Pembrokeshire was treated to a spectacular light show last night as the Northern Lights lit up the night sky in a spectacular array of colours.

(Image: Kerry Impey)

Members of both the Western Telegraph and Tivyside Advertiser Camera Clubs captured stunning vistas across the night sky all over both Pembrokeshire and Ceredigion.

The Met Office said that the northern lights occur as a consequence of solar activity and result from collisions of charged particles in the solar wind colliding with molecules in the earth's upper atmosphere.

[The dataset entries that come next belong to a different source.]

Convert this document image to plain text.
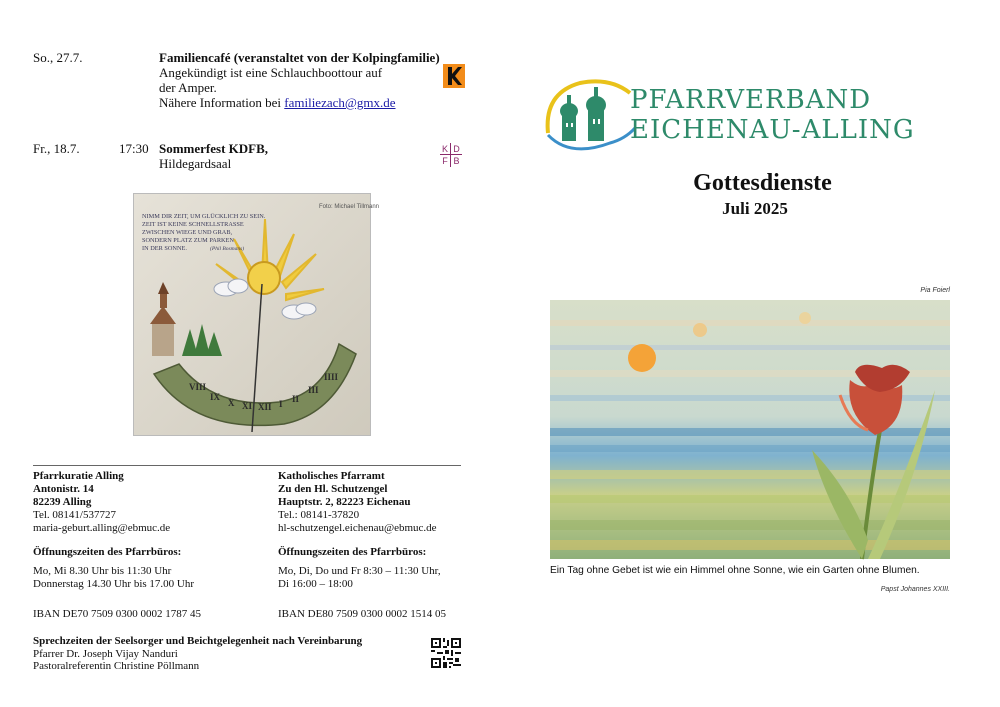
So., 27.7.	Familiencafé (veranstaltet von der Kolpingfamilie)
Angekündigt ist eine Schlauchboottour auf
der Amper.
Nähere Information bei familiezach@gmx.de
Fr., 18.7.	17:30 Sommerfest KDFB,
Hildegardsaal
K D
F B
Foto: Michael Tillmann
NIMM DIR ZEIT, UM GLÜCKLICH ZU SEIN.
ZEIT IST KEINE SCHNELLSTRASSE
ZWISCHEN WIEGE UND GRAB,
SONDERN PLATZ ZUM PARKEN
IN DER SONNE.	(Phil Bosmans)
VIII
IX
X XI XII I II
III
IIII
Pfarrkuratie Alling
Antonistr. 14
82239 Alling
Tel. 08141/537727
maria-geburt.alling@ebmuc.de
Öffnungszeiten des Pfarrbüros:
Mo, Mi 8.30 Uhr bis 11:30 Uhr
Donnerstag 14.30 Uhr bis 17.00 Uhr
IBAN DE70 7509 0300 0002 1787 45
Katholisches Pfarramt
Zu den Hl. Schutzengel
Hauptstr. 2, 82223 Eichenau
Tel.: 08141-37820
hl-schutzengel.eichenau@ebmuc.de
Öffnungszeiten des Pfarrbüros:
Mo, Di, Do und Fr 8:30 – 11:30 Uhr,
Di 16:00 – 18:00
IBAN DE80 7509 0300 0002 1514 05
Sprechzeiten der Seelsorger und Beichtgelegenheit nach Vereinbarung
Pfarrer Dr. Joseph Vijay Nanduri
Pastoralreferentin Christine Pöllmann
PFARRVERBAND
EICHENAU-ALLING
Gottesdienste
Juli 2025
Pia Foierl
Ein Tag ohne Gebet ist wie ein Himmel ohne Sonne, wie ein Garten ohne Blumen.
Papst Johannes XXIII.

(Image: Nick Cleary) Solar winds are charged particles that stream away from the sun at speeds of around 1 million miles per hour.

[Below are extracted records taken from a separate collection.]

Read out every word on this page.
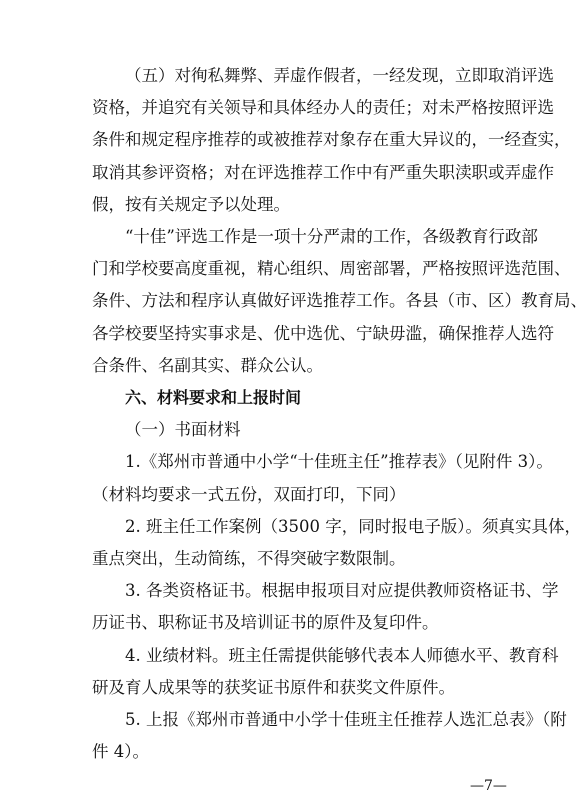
（五）对徇私舞弊、弄虚作假者，一经发现，立即取消评选
资格，并追究有关领导和具体经办人的责任；对未严格按照评选
条件和规定程序推荐的或被推荐对象存在重大异议的，一经查实，
取消其参评资格；对在评选推荐工作中有严重失职渎职或弄虚作
假，按有关规定予以处理。
“十佳”评选工作是一项十分严肃的工作，各级教育行政部
门和学校要高度重视，精心组织、周密部署，严格按照评选范围、
条件、方法和程序认真做好评选推荐工作。各县（市、区）教育局、
各学校要坚持实事求是、优中选优、宁缺毋滥，确保推荐人选符
合条件、名副其实、群众公认。
六、材料要求和上报时间
（一）书面材料
1.《郑州市普通中小学“十佳班主任”推荐表》（见附件 3）。
（材料均要求一式五份，双面打印，下同）
2. 班主任工作案例（3500 字，同时报电子版）。须真实具体，
重点突出，生动简练，不得突破字数限制。
3. 各类资格证书。根据申报项目对应提供教师资格证书、学
历证书、职称证书及培训证书的原件及复印件。
4. 业绩材料。班主任需提供能够代表本人师德水平、教育科
研及育人成果等的获奖证书原件和获奖文件原件。
5. 上报《郑州市普通中小学十佳班主任推荐人选汇总表》（附
件 4）。
—7—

When the magnetic polarity of the solar wind is opposite to the earth's magnetic field, the two magnetic fields combine allowing these energetic particles to flow into the earth's magnetic north and south poles.

(Image: Lucy Crockford)

Auroras usually occur in a band called the annulus (a ring about 1,865 miles across) centred on the magnetic pole. The arrival of a coronal mass ejections (CME) from the sun can cause the annulus to expand, bringing the aurora to lower latitudes. It is under these circumstances that the lights can be seen in the UK.

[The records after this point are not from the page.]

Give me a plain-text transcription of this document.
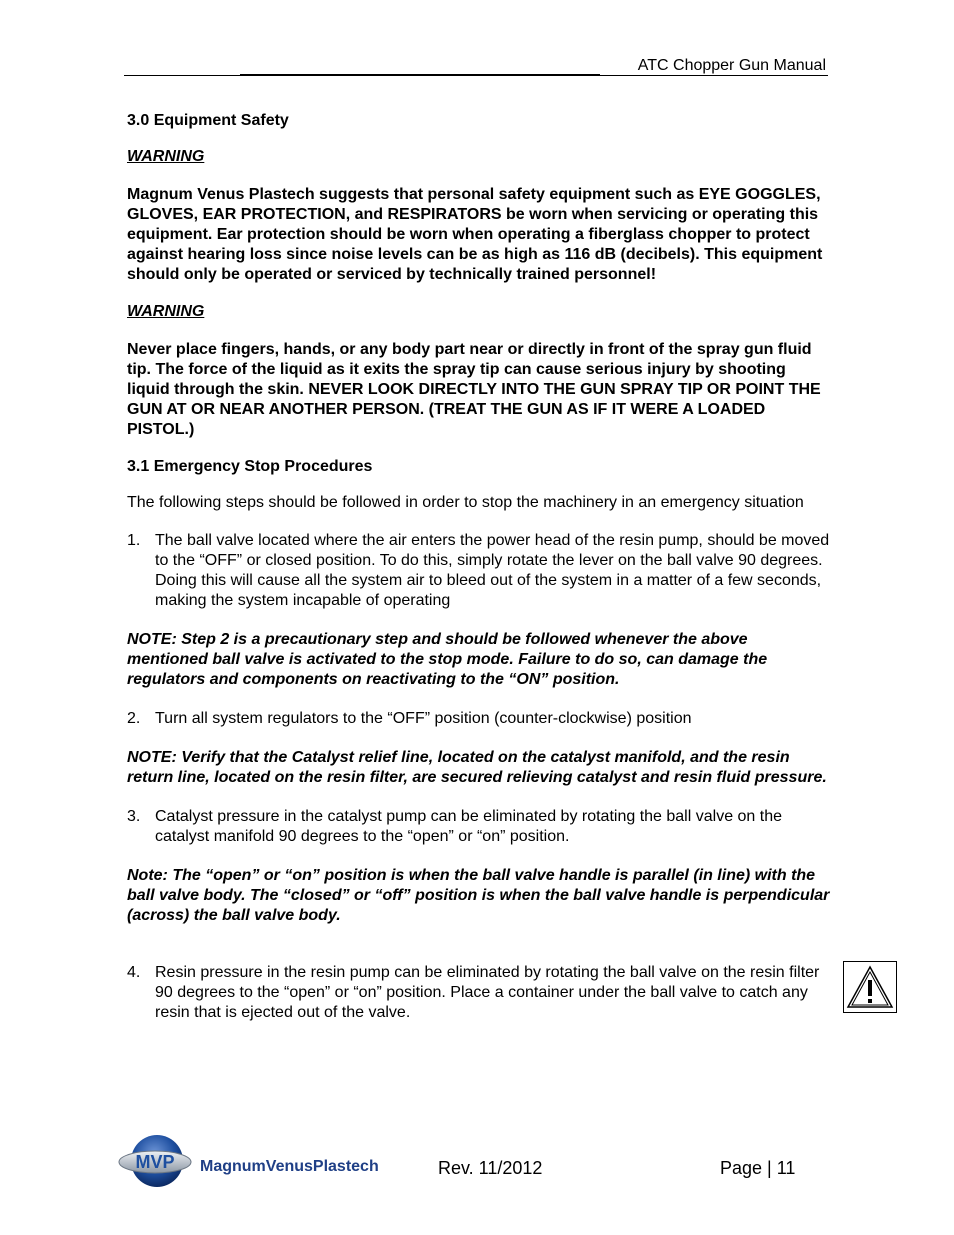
ATC Chopper Gun Manual

3.0 Equipment Safety

WARNING

Magnum Venus Plastech suggests that personal safety equipment such as EYE GOGGLES, GLOVES, EAR PROTECTION, and RESPIRATORS be worn when servicing or operating this equipment. Ear protection should be worn when operating a fiberglass chopper to protect against hearing loss since noise levels can be as high as 116 dB (decibels). This equipment should only be operated or serviced by technically trained personnel!

WARNING

Never place fingers, hands, or any body part near or directly in front of the spray gun fluid tip. The force of the liquid as it exits the spray tip can cause serious injury by shooting liquid through the skin. NEVER LOOK DIRECTLY INTO THE GUN SPRAY TIP OR POINT THE GUN AT OR NEAR ANOTHER PERSON. (TREAT THE GUN AS IF IT WERE A LOADED PISTOL.)

3.1 Emergency Stop Procedures

The following steps should be followed in order to stop the machinery in an emergency situation

1. The ball valve located where the air enters the power head of the resin pump, should be moved to the “OFF” or closed position. To do this, simply rotate the lever on the ball valve 90 degrees. Doing this will cause all the system air to bleed out of the system in a matter of a few seconds, making the system incapable of operating

NOTE: Step 2 is a precautionary step and should be followed whenever the above mentioned ball valve is activated to the stop mode. Failure to do so, can damage the regulators and components on reactivating to the “ON” position.

2. Turn all system regulators to the “OFF” position (counter-clockwise) position

NOTE: Verify that the Catalyst relief line, located on the catalyst manifold, and the resin return line, located on the resin filter, are secured relieving catalyst and resin fluid pressure.

3. Catalyst pressure in the catalyst pump can be eliminated by rotating the ball valve on the catalyst manifold 90 degrees to the “open” or “on” position.

Note: The “open” or “on” position is when the ball valve handle is parallel (in line) with the ball valve body. The “closed” or “off” position is when the ball valve handle is perpendicular (across) the ball valve body.

4. Resin pressure in the resin pump can be eliminated by rotating the ball valve on the resin filter 90 degrees to the “open” or “on” position. Place a container under the ball valve to catch any resin that is ejected out of the valve.
MVP MagnumVenusPlastech	Rev. 11/2012	Page | 11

(Image: Rebecca Ring) The Met Office says that depending on which gas molecules are hit and where they are in the atmosphere, different amounts of energy are released as different wavelengths of light.

(Image: Selena Jane)

Oxygen gives off green light when it is hit 60 miles above the earth, whilst at 100-200 miles rare, all-red auroras are produced. Nitrogen causes the sky to glow blue yet when higher in the atmosphere the glow has a purple hue.